Terry Fator (as Terry Fator) speaks of Caliendo, too much Cirque and personal life
Wed, Sep 2, 2009 (2:25 p.m.)
If you want to see Terry Fator’s lips really move, talk to him after a show. The star attraction at The Mirage spoke at length after a recent performance at the Terry Fator Theatre. This week, Fator released a new DVD, aptly titled “Terry Fator Live From Las Vegas,” which was captured soon after he opened at The Mirage in March.
During our chat in his memento-laden dressing room backstage at the theater, the 44-year-old ventriloquist/vocalist/impressionist/comic spoke of the dynamics that brought him to The Mirage, new competition in Monte Carlo headliner Frank Caliendo, the dominance of Cirque du Soleil on the Strip, upgrades to his act and how his divorce has (or hasn’t) changed him on and off the stage.
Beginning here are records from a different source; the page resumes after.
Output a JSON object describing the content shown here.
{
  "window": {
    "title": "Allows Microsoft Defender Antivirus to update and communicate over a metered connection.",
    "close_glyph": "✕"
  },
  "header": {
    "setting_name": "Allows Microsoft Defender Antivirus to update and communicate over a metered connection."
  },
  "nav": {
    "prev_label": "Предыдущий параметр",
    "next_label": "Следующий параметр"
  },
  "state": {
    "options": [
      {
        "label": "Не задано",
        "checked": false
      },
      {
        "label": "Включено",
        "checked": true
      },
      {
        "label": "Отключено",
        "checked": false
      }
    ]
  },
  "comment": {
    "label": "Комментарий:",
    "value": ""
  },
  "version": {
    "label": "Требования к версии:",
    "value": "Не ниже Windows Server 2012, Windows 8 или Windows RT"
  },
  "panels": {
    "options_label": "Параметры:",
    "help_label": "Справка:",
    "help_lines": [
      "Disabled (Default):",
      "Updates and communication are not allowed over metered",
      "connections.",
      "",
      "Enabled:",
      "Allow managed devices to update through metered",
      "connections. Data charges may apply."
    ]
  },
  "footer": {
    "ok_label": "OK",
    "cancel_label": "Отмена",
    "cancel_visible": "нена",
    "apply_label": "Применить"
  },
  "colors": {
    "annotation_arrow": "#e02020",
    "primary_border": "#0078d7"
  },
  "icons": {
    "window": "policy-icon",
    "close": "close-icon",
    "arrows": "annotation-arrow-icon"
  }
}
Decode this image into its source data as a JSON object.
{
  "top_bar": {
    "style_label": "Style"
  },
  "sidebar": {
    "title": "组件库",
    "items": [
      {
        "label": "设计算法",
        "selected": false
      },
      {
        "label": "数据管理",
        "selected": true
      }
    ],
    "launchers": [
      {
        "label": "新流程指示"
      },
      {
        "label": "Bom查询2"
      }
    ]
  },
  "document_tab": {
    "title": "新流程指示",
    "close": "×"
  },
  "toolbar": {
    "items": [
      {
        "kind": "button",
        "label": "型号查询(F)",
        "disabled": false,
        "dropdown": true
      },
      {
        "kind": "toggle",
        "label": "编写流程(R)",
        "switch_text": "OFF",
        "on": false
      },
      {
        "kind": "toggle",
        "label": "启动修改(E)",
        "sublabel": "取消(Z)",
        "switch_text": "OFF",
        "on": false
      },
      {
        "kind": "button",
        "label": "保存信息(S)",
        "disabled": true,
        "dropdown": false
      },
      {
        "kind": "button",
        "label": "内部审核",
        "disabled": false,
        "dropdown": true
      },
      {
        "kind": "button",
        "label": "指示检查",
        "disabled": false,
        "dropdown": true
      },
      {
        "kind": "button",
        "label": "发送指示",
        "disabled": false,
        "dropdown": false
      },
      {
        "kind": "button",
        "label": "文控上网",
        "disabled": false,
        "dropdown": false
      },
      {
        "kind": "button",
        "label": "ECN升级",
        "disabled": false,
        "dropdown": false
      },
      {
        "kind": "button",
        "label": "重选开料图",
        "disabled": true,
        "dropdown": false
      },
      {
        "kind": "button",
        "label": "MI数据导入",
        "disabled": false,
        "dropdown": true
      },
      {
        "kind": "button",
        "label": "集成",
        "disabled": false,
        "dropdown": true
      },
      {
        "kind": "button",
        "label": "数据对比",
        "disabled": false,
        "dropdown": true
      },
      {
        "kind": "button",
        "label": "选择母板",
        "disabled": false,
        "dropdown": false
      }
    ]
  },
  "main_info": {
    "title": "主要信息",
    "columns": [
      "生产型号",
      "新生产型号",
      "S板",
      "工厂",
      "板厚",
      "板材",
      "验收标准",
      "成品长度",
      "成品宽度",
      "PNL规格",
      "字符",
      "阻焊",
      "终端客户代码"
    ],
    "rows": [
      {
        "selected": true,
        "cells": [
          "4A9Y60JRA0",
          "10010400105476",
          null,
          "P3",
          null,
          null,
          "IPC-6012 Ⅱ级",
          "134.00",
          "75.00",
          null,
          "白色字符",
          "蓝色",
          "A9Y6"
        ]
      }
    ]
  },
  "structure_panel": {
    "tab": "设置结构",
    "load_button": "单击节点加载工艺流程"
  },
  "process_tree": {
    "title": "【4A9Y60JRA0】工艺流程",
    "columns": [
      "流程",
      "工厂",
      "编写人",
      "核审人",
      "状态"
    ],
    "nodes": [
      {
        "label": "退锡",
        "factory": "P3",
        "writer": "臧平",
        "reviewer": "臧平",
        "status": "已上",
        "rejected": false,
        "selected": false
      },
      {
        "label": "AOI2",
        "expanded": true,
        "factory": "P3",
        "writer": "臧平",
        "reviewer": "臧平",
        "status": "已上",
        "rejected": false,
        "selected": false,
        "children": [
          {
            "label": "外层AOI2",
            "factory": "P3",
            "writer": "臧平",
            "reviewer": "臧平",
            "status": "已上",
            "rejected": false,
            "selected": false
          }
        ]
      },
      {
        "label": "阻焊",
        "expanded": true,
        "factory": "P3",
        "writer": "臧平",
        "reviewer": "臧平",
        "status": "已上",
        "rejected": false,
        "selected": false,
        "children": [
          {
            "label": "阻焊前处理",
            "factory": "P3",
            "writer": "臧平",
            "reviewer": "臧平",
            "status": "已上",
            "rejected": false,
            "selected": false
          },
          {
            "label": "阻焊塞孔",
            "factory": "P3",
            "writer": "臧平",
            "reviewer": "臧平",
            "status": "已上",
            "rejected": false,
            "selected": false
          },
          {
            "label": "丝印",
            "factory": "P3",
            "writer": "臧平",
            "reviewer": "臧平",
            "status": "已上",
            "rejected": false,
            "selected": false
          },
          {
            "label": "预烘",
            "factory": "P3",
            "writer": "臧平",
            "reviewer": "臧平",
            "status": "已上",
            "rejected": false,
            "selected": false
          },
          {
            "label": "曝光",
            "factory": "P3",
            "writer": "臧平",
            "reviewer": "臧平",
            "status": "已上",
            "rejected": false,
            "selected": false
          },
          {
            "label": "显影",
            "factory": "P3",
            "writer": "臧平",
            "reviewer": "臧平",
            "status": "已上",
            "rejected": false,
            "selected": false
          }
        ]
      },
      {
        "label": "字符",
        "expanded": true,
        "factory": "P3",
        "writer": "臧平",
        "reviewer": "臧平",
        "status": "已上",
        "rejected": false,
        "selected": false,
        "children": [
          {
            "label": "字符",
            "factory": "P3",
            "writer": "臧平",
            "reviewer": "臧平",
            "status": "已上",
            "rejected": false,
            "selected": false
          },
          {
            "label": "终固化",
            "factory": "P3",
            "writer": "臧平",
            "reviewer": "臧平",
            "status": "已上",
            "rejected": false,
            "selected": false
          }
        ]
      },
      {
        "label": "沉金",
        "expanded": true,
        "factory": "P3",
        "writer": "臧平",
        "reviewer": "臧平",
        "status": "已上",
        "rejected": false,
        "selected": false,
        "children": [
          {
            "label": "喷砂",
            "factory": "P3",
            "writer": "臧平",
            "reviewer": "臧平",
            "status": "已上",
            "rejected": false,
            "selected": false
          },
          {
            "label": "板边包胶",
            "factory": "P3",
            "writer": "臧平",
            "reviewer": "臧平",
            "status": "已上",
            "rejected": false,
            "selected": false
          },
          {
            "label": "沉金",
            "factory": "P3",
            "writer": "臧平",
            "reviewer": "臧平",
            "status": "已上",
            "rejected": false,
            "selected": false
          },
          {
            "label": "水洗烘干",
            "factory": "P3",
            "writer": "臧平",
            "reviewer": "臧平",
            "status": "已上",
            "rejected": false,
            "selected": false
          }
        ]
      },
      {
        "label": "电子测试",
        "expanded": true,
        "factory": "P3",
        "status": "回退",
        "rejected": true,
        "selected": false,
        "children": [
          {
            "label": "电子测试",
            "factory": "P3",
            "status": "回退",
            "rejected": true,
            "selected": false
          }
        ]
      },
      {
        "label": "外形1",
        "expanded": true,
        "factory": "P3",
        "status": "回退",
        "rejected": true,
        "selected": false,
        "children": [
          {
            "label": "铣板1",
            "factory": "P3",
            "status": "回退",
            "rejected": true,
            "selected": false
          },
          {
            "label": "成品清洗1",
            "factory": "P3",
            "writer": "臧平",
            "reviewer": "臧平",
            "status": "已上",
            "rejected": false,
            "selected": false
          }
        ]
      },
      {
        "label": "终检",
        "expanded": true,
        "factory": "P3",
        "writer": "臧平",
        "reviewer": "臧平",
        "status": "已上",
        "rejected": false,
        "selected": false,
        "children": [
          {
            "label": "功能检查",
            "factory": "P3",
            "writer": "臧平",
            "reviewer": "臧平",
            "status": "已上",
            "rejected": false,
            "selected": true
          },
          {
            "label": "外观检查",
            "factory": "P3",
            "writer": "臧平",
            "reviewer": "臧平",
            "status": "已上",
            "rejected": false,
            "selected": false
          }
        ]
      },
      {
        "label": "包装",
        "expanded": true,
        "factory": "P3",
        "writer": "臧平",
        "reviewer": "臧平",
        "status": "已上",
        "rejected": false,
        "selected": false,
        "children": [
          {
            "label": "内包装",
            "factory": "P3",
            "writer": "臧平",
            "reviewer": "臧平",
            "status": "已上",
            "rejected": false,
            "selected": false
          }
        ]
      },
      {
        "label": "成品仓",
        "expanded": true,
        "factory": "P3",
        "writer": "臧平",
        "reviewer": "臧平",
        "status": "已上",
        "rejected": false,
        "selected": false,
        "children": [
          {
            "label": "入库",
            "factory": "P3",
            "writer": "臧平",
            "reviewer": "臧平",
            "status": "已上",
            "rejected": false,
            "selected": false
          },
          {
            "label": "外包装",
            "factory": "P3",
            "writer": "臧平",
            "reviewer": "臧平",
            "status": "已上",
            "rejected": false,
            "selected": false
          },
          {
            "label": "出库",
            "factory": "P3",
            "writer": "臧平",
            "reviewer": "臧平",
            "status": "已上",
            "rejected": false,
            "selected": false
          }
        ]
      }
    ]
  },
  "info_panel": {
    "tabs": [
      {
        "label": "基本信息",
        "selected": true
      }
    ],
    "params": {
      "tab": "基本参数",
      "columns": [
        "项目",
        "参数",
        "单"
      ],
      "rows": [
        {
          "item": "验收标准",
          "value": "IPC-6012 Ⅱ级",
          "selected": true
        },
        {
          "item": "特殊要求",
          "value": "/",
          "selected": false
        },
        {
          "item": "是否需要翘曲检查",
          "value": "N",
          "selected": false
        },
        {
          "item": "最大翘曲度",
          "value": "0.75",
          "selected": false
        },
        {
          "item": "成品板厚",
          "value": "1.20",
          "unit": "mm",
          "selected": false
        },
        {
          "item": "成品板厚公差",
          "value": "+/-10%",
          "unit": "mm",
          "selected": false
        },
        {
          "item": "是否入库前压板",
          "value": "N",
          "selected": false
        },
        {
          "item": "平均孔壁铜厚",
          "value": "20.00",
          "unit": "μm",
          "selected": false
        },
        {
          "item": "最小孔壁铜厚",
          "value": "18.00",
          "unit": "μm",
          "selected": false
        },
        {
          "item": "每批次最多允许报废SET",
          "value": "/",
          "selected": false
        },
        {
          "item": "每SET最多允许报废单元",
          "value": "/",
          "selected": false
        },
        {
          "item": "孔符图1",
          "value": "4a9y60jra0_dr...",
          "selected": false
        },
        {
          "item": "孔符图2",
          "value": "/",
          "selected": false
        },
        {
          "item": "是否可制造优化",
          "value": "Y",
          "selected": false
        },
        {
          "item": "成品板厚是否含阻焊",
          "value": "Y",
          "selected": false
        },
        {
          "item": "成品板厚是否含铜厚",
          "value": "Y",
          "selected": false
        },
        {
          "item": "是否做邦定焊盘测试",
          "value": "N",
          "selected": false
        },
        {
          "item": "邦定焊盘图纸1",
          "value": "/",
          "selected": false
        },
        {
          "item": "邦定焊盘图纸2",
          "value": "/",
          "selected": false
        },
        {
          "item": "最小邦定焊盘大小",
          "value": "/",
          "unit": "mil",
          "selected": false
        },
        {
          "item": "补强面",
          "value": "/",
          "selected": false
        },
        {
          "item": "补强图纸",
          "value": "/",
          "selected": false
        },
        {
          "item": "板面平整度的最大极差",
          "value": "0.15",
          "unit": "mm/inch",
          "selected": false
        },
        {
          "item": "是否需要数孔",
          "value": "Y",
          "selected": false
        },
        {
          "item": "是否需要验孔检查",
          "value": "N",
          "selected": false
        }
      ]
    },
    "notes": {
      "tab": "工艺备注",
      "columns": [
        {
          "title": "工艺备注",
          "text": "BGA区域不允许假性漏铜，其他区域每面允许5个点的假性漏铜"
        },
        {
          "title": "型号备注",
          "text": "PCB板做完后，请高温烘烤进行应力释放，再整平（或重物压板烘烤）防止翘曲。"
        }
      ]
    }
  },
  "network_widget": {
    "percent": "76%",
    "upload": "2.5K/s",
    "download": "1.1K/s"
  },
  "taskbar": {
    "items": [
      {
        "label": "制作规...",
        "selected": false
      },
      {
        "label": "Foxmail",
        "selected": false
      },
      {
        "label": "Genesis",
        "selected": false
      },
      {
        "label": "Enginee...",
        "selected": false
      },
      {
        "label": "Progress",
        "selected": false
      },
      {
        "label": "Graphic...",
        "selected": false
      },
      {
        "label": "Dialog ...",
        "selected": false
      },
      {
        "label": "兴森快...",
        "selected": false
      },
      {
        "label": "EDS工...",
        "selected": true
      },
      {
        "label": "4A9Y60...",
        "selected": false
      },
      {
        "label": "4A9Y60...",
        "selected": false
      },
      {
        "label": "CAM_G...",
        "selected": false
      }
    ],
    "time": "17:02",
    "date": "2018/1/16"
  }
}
On taking over the one-time Danny Gans Theatre at The Mirage: “It was probably the biggest gamble in the history of Vegas. The people here, the people who actually run the MGM (Mirage) properties, they were 100 percent against having me here. They said, ‘No, absolutely not.’ And the president of the Mirage (Scott Sibella) stuck his neck out and said, ‘I will guarantee you this is going to be a hit.’ And they said, ‘If he flops, you’re fired.’ And I’m telling you, he really stuck his neck out for me, and I appreciate the heck out of it.”
On the arrival of Caliendo, the nationally known (if you follow Fox’s NFL coverage and late-night sketch shows) impressionist who opens at Monte Carlo in October: “It’s funny, I was the new guy, and now I’m the established guy and others are coming in. I’m a person who believes there’s always room in the world for more entertainment, especially if it’s good entertainment. I’ve seen Frank perform, I’m a fan -- not just a fan, I’m a huge fan. I love Frank. I’ve gotten to meet him and talk to him. I couldn’t say I know him because I’ve just met him in passing. I think Las Vegas desperately needs more entertainers like him. … He’s going to do great, people are going to love him, he is hilarious, he is one of the best impressionists in the world. He’s just a great all-around entertainer.”
On the impact of Cirque du Soleil on the Las Vegas entertainment scene: “As much as I love Cirque du Soleil, and I think it’s wonderful, I think we have enough of ’em. Let’s start bringing back entertainers. Let’s quit bringing in more shows where there are 157 people flipping and dangling from ropes. Let’s go back to the day when it was Elvis and Frank and Sammy and Dean. Let’s get the legends back, and if they’re not legends, let’s make them legends. … I’m not trying to insult Cirque. They’re fantastic. They’re amazing. But, c’mon, it’s like, when you hear that there’s a Cirque show opening, it’s like, ‘Really? How many of them are there now? Twelve (laughs)?’ ” (The answer is seven, counting Elvis-A-Rama or whatever the new Cirque show at Aria will be called, and every one is at an MGM Mirage hotel except for "Mystere" at Treasure Island).
On updating his act: “I’m creating new puppets. I’ve got two more I’m creating right now. One’s Barry Fabulous, and he’s into singing show tunes, Bette Midler and Carol Channing and Judy Garland. He’s really into all that. Another character, I don’t even want to talk about yet, is really creative and amazing. We’ve got a show right now that is so solid that we want to wait. He’ll be added in the next few months. I can guarantee, year after year after year, my show is going to be fresh and exciting and new. If you come and see me next year at this time, you’re going to see a lot of new stuff because I don’t want to be bored, first of all, and I don’t want to be one of those entertainers that sits on my laurels and says, ‘I’ve got a good show, that’s it for the next 20 years.’ ”
On the fallout from the divorce from his wife of 18 years, Melinda, announced in July (Fator is now in a relationship with one-time assistant Taylor Makakoa, who left his show in March): “There were things that just couldn’t be resolved. I hoped success would resolve them, and it didn’t. I think anyone who has become successful and has had same the kind of problems I’ve had feel the same way. They think, ‘Gosh, I really thought my success would help fix things,’ but it doesn’t. It doesn’t fix problems, but I think it did magnify some problems. These were problems we were having that were years and years and years in the making, and it wasn’t like I suddenly got successful and bam! It fell apart. It looks that way, but I thought that getting successful would fix it, but it didn’t, unfortunately, and life goes on. I’m still a trusting person, I’m still a caring person, I’m still a nice person. I haven’t gone Hollywood, not at all. I love my family, my family and I are very close. I haven’t let it affect my show at all, and it has not affected my ticket sales even slightly. … The reaction (from fans) has been compassion, ‘I’m sorry you have to go through this,’ and I’m sorry I have to go through it, too. It sucks. But I’m not the only person to have to go through it, and it’s too bad. I wish it didn’t have to be that way.”